Cet homme de 53 ans est un élément de confiance du système et plus particulièrement de son patron occulte Rafsandjani. En 1989, quand ce dernier a décidé de liquider des exilés pour affirmer son pouvoir, il a formé un commando de 16 tueurs (dont le célèbre Kazem Darabi) et le milicien Akhoundzadeh faisait partie des 11 experts planificateurs. Son rôle a particulièrement été mis en évidence dans l’assassinat en 1990 de Kazem Radjavi, premier ambassadeur du régime des mollahs auprès de l’ONU, mais également le frère aîné de Massoud Radjavi, le chef de l’OMPI.

Dès 1988, Akhoundzadeh avait fait des déplacements à Genève pour étudier la faisabilité des différents projets et pour faire des repérages. Deux tentatives d’assassinat ayant échoué, il a été envoyé à Genève le 9 avril pour superviser la prochaine tentative qui a réussi le 24 avril 1990. Il a regagné Téhéran quelques heures après le succès de l’opération.

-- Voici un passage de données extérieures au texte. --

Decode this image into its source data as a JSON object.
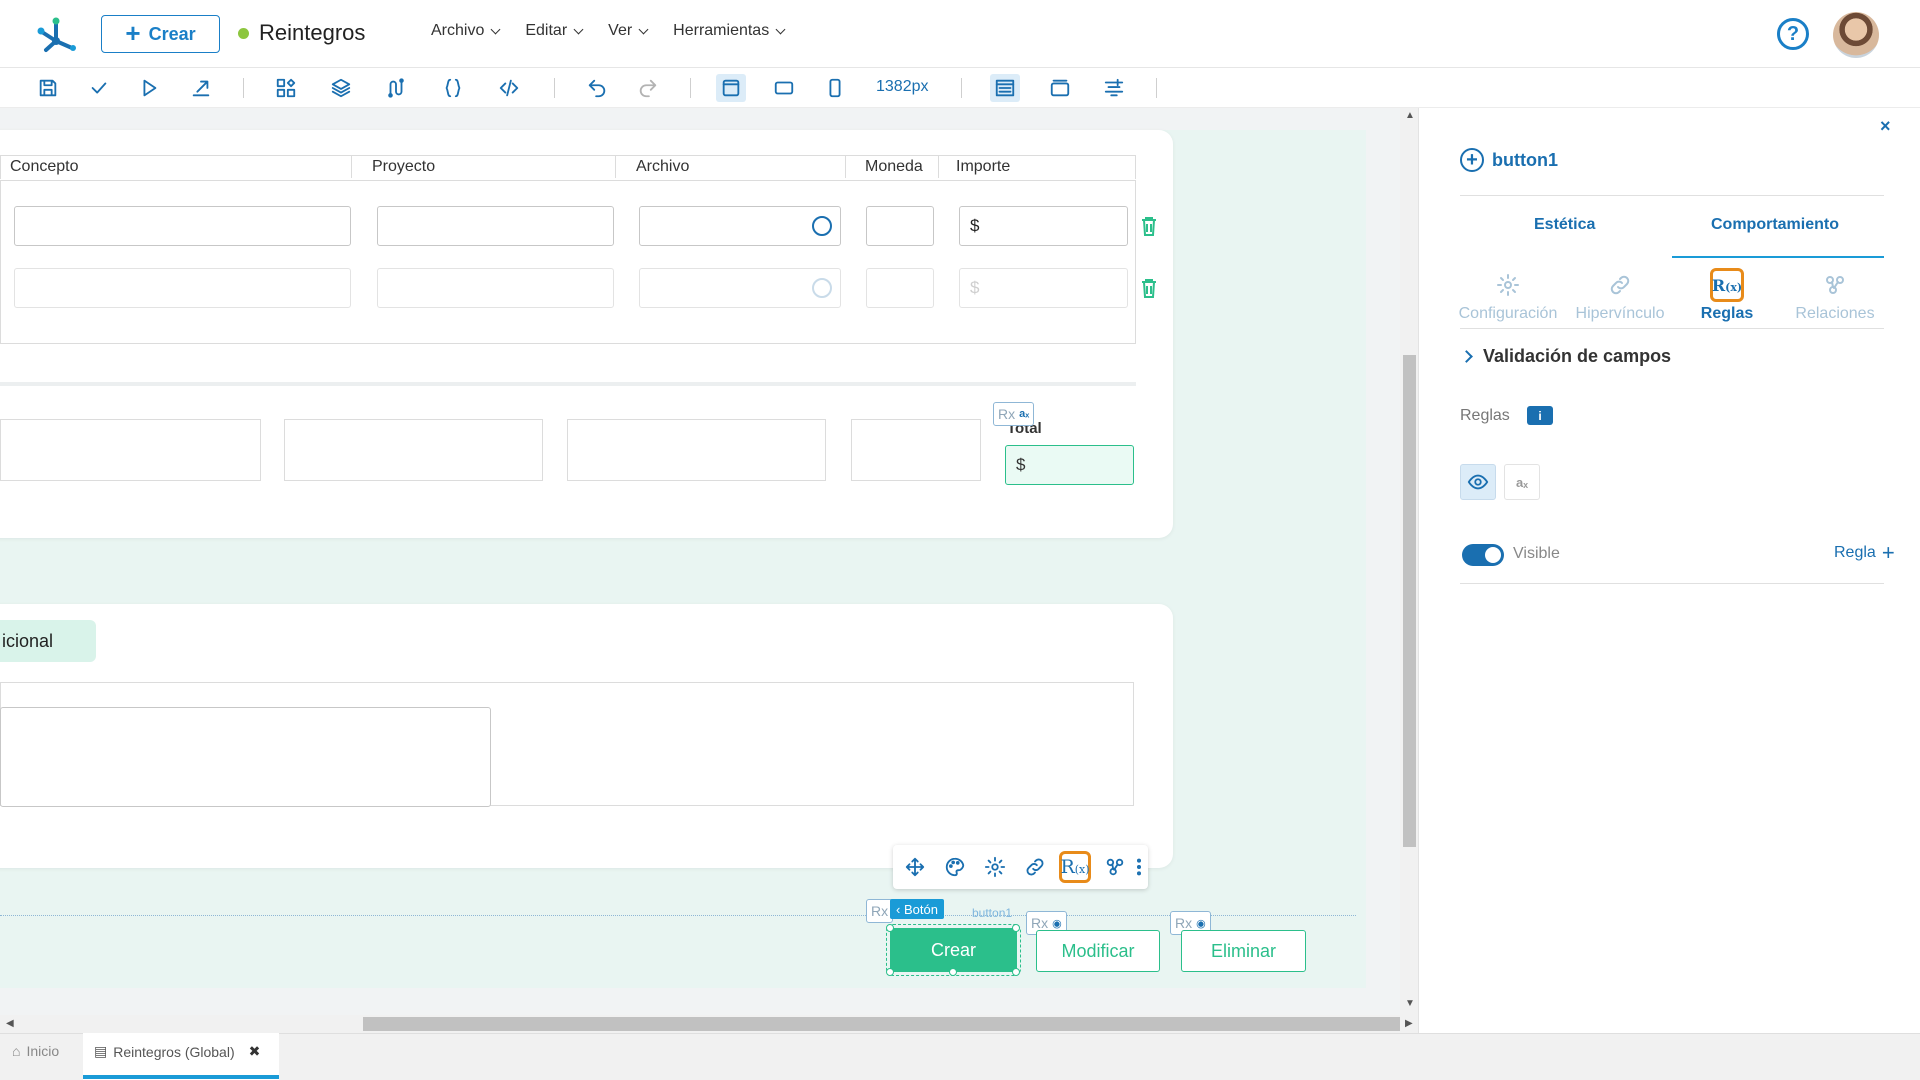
{
  "header": {
    "create_label": "Crear",
    "app_title": "Reintegros",
    "menus": [
      "Archivo",
      "Editar",
      "Ver",
      "Herramientas"
    ],
    "help_label": "?"
  },
  "toolbar": {
    "width_readout": "1382px"
  },
  "grid": {
    "columns": [
      "Concepto",
      "Proyecto",
      "Archivo",
      "Moneda",
      "Importe"
    ],
    "currency_symbol": "$"
  },
  "totals": {
    "label": "Total",
    "value": "$"
  },
  "form": {
    "section_label": "icional"
  },
  "chips": {
    "rx": "Rx",
    "ax": "aₓ"
  },
  "buttons": {
    "crear": "Crear",
    "modificar": "Modificar",
    "eliminar": "Eliminar",
    "tag_boton": "Botón",
    "tag_name": "button1"
  },
  "panel": {
    "close": "×",
    "title": "button1",
    "tabs": [
      "Estética",
      "Comportamiento"
    ],
    "subtabs": [
      "Configuración",
      "Hipervínculo",
      "Reglas",
      "Relaciones"
    ],
    "section": "Validación de campos",
    "reglas_label": "Reglas",
    "info": "i",
    "toggle_label": "Visible",
    "add_rule": "Regla"
  },
  "bottom_tabs": [
    {
      "label": "Inicio"
    },
    {
      "label": "Reintegros (Global)"
    }
  ],
  "colors": {
    "brand_blue": "#1a6fb0",
    "accent_green": "#2bbf8b",
    "selection_orange": "#e88b1a"
  }
}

A cette époque, Akhoundzadeh était officiellement le directeur du centre des recherches européennes du ministère des affaires étrangères et après l’opération K. Radjavi, il a été promu directeur général des relations internationales au ministère, un poste de relation publique qu’il a retrouvé à chaque fois qu’il a été entre deux nominations.

C’est un agent de renseignement qui a des contacts diplomatiques onusiens et européens.

Il sera sur place aussi bien pour représenter les mollahs que pour écouter et grappiller des informations (sur l’adversaire) comme la situation des troupes de l’OTAN en Afghanistan, le nucléaire et les sanctions ou encore l’attitude des Allemands dans le groupe des Six, informations nécessaires pour sortir indemne du piège diplomatique tendu par les Américains.